I meannnnn…I'm an atheist, but how is this any better or more productive than a religious person saying never to trust one of us?

[–] [email protected] 8 points 1 year ago (1 children)

It's not, confrontational comments like that come from a place of pain. When you see smug assholery about religion and coming from an American, 99% of the time it's coming from someone who got treated like shit by their evangelical parents. Comments like the one you responding to aren't really an expression of opinion; if you could translate it into its most basic form, all it actually says is "fuck you, dad".

[–] [email protected] 5 points 1 year ago* (last edited 1 year ago)

I was once a fundamentalist Christian. After a long and difficult process I deconverted and became a very vocal atheist. One of the "all religion is horrible" types. But at some point I realized that I had never abandoned my fundamentalism. I had only changed the flavor of it from religious to nonreligious. I still dealt in extreme beliefs with very little room for questioning and nuance.

It was when I introduced that nuance into my thought process that my worldview genuinely changed. I've come to understand that most lines you can divide people on will have well intentioned people and sinister people on both sides. I have met so many delightfully kind and welcoming religious people in addition to all the terrible ones I've known. They're generally in different circles, but not always. It does us a mental disservice to think in such black and white ways.

The same can be applied to arguments. It is possible for two sides of an argument to have genuinely good points. It's possible for an argument to not have a "good" side. And of course it's possible for an argument to have a completely good side or a completely bad side. The point there is that I think we should think critically and dissect arguments and look for good faith arguments and bad faith arguments. We should understand that things aren't always going to be easy to make decisions on and that's okay. It's okay to struggle with an issue and admit that you don't have an answer to every question.

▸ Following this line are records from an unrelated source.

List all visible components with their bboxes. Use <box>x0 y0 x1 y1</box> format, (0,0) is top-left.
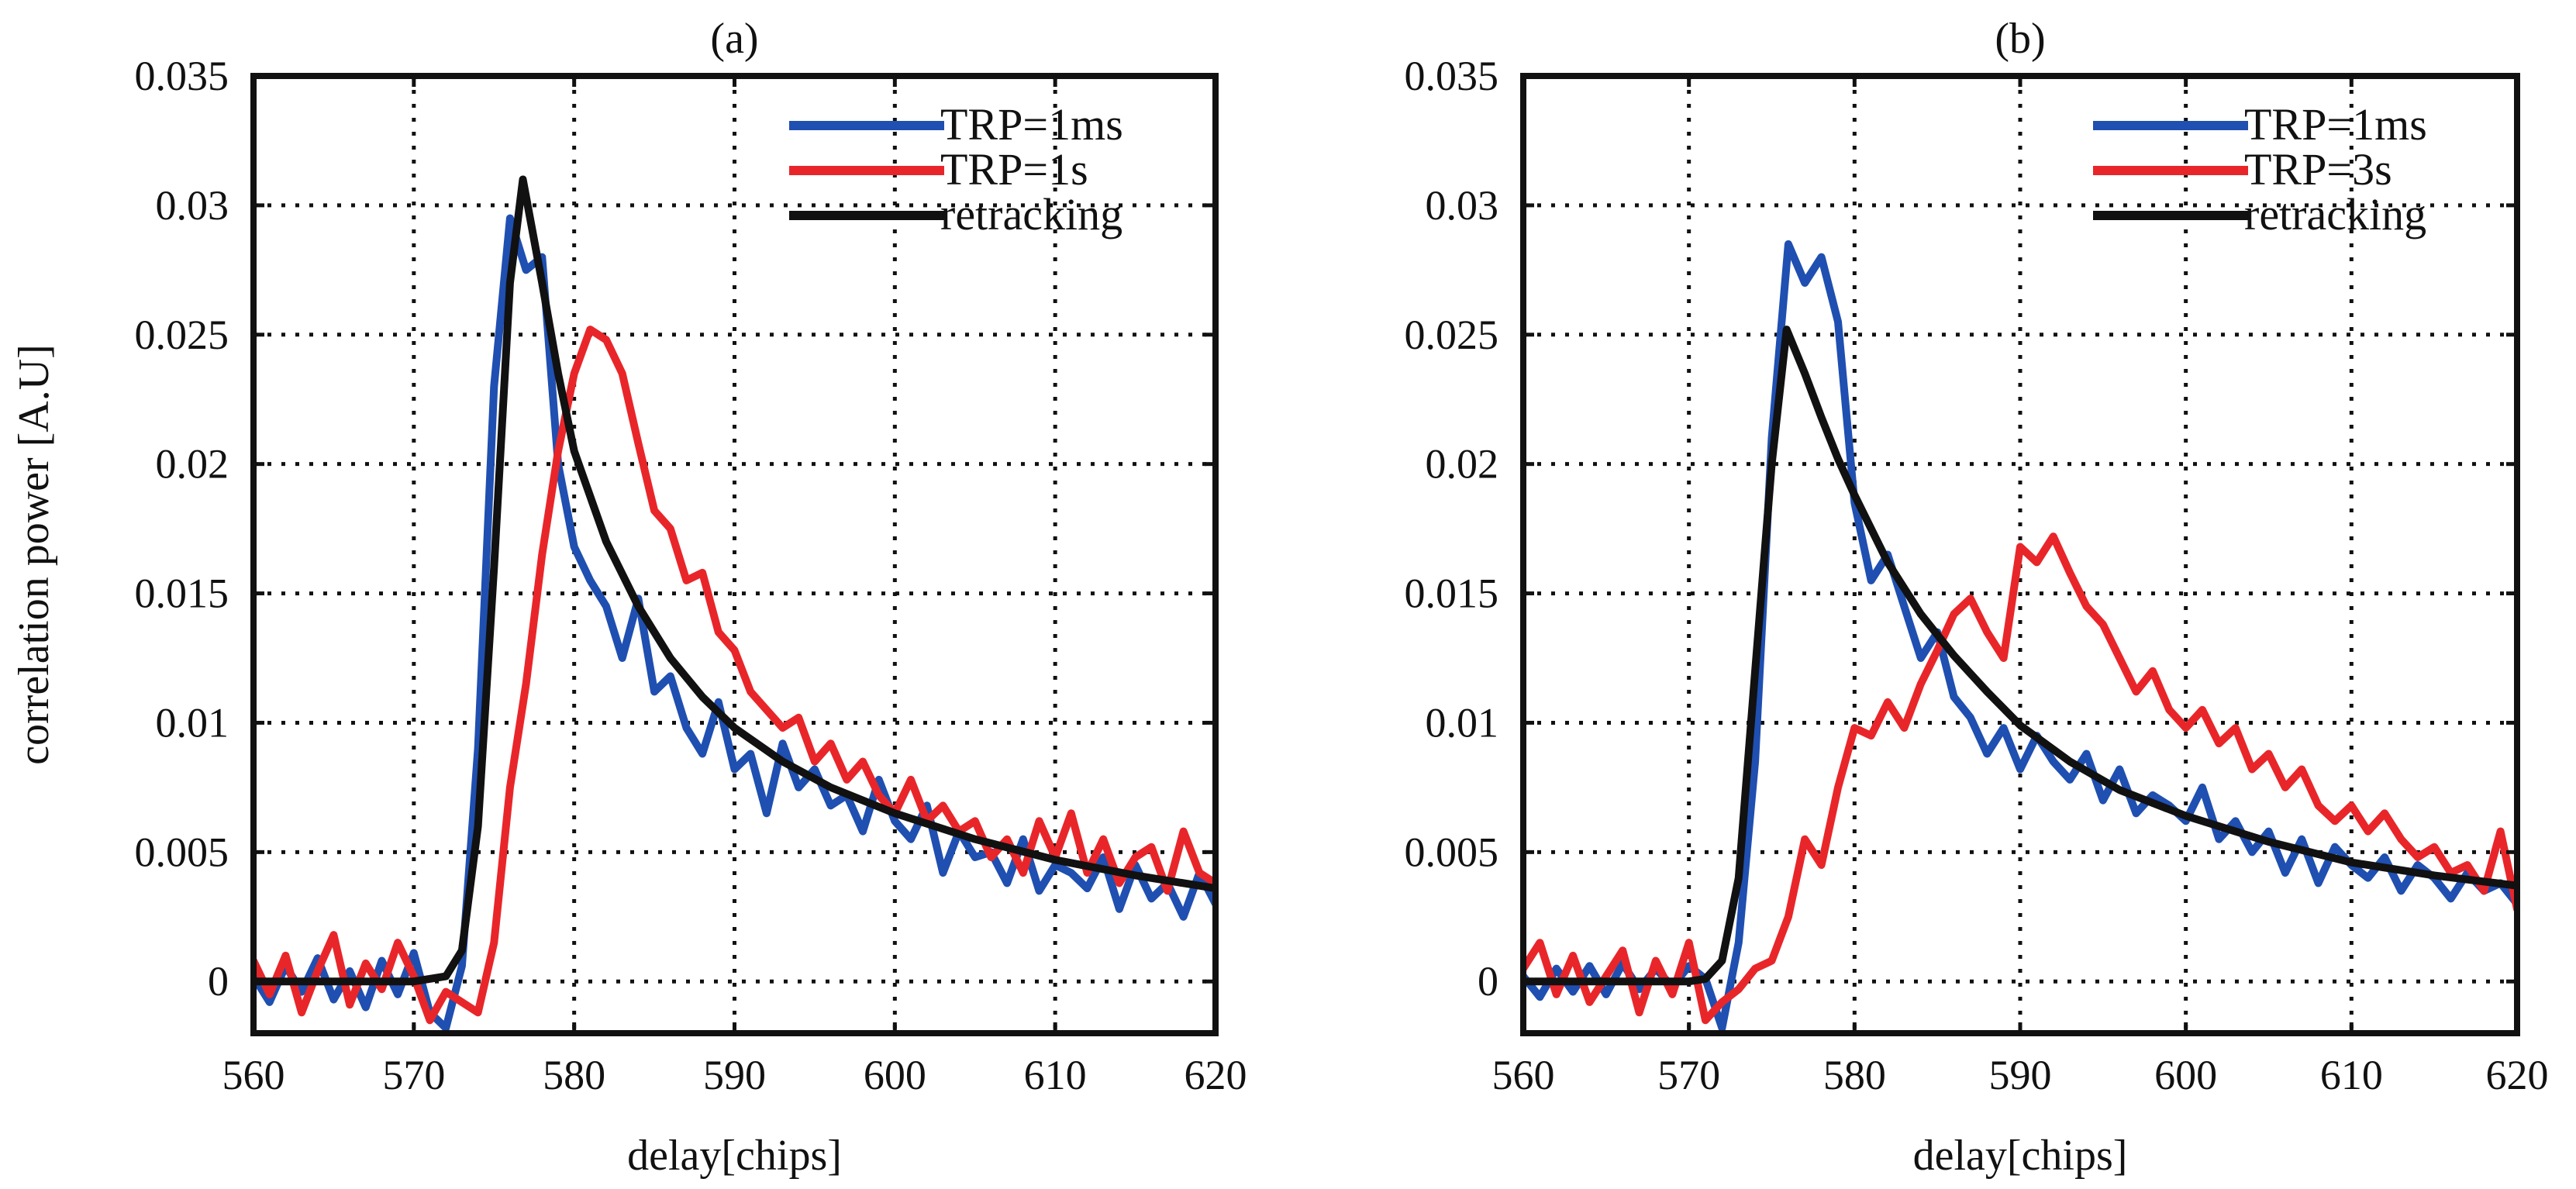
y-tick-label: 0.035 <box>135 53 229 99</box>
x-tick-label: 610 <box>1024 1052 1087 1098</box>
x-tick-label: 610 <box>2320 1052 2383 1098</box>
x-tick-label: 570 <box>382 1052 445 1098</box>
x-tick-label: 620 <box>1185 1052 1247 1098</box>
panel-b: 560 570 580 590 600 610 620 0 0.005 0.01 0.015 0.02… <box>1405 15 2549 1180</box>
chart-title: (a) <box>710 15 758 63</box>
x-tick-label: 600 <box>864 1052 926 1098</box>
y-tick-label: 0.01 <box>1426 699 1499 746</box>
x-tick-label: 580 <box>1823 1052 1886 1098</box>
y-tick-label: 0.005 <box>1405 829 1499 875</box>
y-tick-label: 0.03 <box>156 182 229 229</box>
x-tick-label: 590 <box>703 1052 766 1098</box>
x-tick-label: 570 <box>1657 1052 1720 1098</box>
x-tick-label: 590 <box>1989 1052 2052 1098</box>
y-tick-label: 0.025 <box>1405 312 1499 358</box>
legend-label: retracking <box>2244 189 2426 240</box>
y-axis-label: correlation power [A.U] <box>10 344 58 765</box>
legend-label: TRP=3s <box>2244 144 2392 195</box>
legend-label: retracking <box>940 189 1122 240</box>
legend-label: TRP=1ms <box>940 99 1123 150</box>
x-axis-label: delay[chips] <box>1913 1132 2128 1180</box>
panel-a: 560 570 580 590 600 610 620 0 0.005 0.01 0.015 0.02… <box>10 15 1247 1180</box>
y-tick-label: 0.01 <box>156 699 229 746</box>
y-tick-label: 0.02 <box>156 441 229 488</box>
y-tick-label: 0.015 <box>135 570 229 617</box>
y-tick-label: 0.025 <box>135 312 229 358</box>
x-tick-label: 560 <box>222 1052 285 1098</box>
y-tick-label: 0.03 <box>1426 182 1499 229</box>
y-tick-label: 0 <box>1478 958 1498 1005</box>
series-line-trp-3s <box>1523 532 2517 1025</box>
x-axis-label: delay[chips] <box>627 1132 842 1180</box>
y-tick-label: 0.005 <box>135 829 229 875</box>
x-tick-label: 580 <box>543 1052 605 1098</box>
series-line-trp-1ms <box>253 214 1216 1032</box>
y-tick-label: 0.015 <box>1405 570 1499 617</box>
x-tick-label: 560 <box>1492 1052 1555 1098</box>
series-line-retracking <box>253 175 1216 986</box>
legend-label: TRP=1ms <box>2244 99 2427 150</box>
chart-title: (b) <box>1995 15 2045 63</box>
y-tick-label: 0.035 <box>1405 53 1499 99</box>
x-tick-label: 600 <box>2154 1052 2217 1098</box>
series-line-retracking <box>1523 326 2517 986</box>
y-tick-label: 0 <box>208 958 229 1005</box>
legend-label: TRP=1s <box>940 144 1088 195</box>
x-tick-label: 620 <box>2486 1052 2549 1098</box>
y-tick-label: 0.02 <box>1426 441 1499 488</box>
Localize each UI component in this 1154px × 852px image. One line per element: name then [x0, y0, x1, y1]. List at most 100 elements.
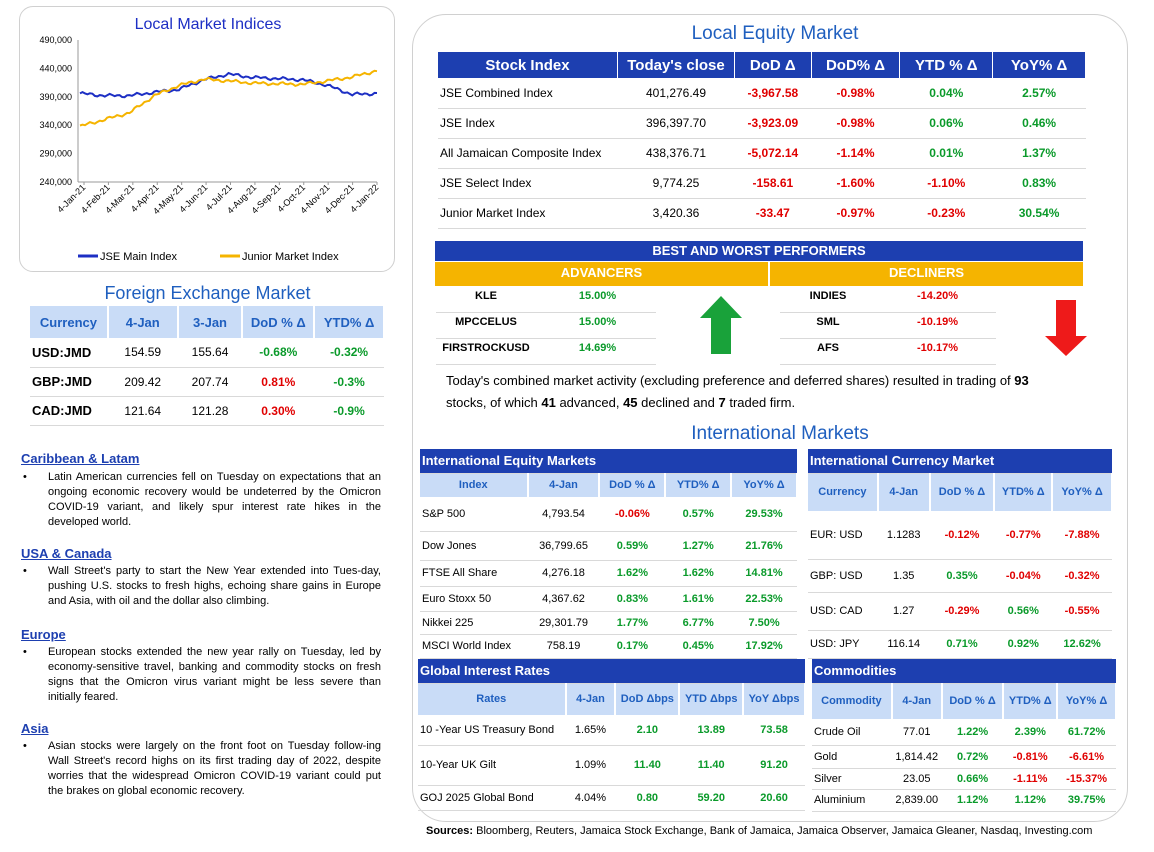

Religion is a great example. Nobody can prove something that isn't provable. You can think that religion is sinister for that reason, but I think that does a disservice to religious people. I don't believe in God. I don't think I'm ever going to be able to believe in God if I'm being honest with myself. But I haven't forgotten what it was like to believe and I don't blame people for finding comfort in it. Who can blame people for searching for a little bit of hope? I don't think it matters to many religious people whether they can prove their beliefs in God because for them it's not really about believing in the "objective truth" but rather clinging to hope for a bright future in a very dark world. And those hopes don't need to be attached to bigotry like so many religious people have unfortunately done.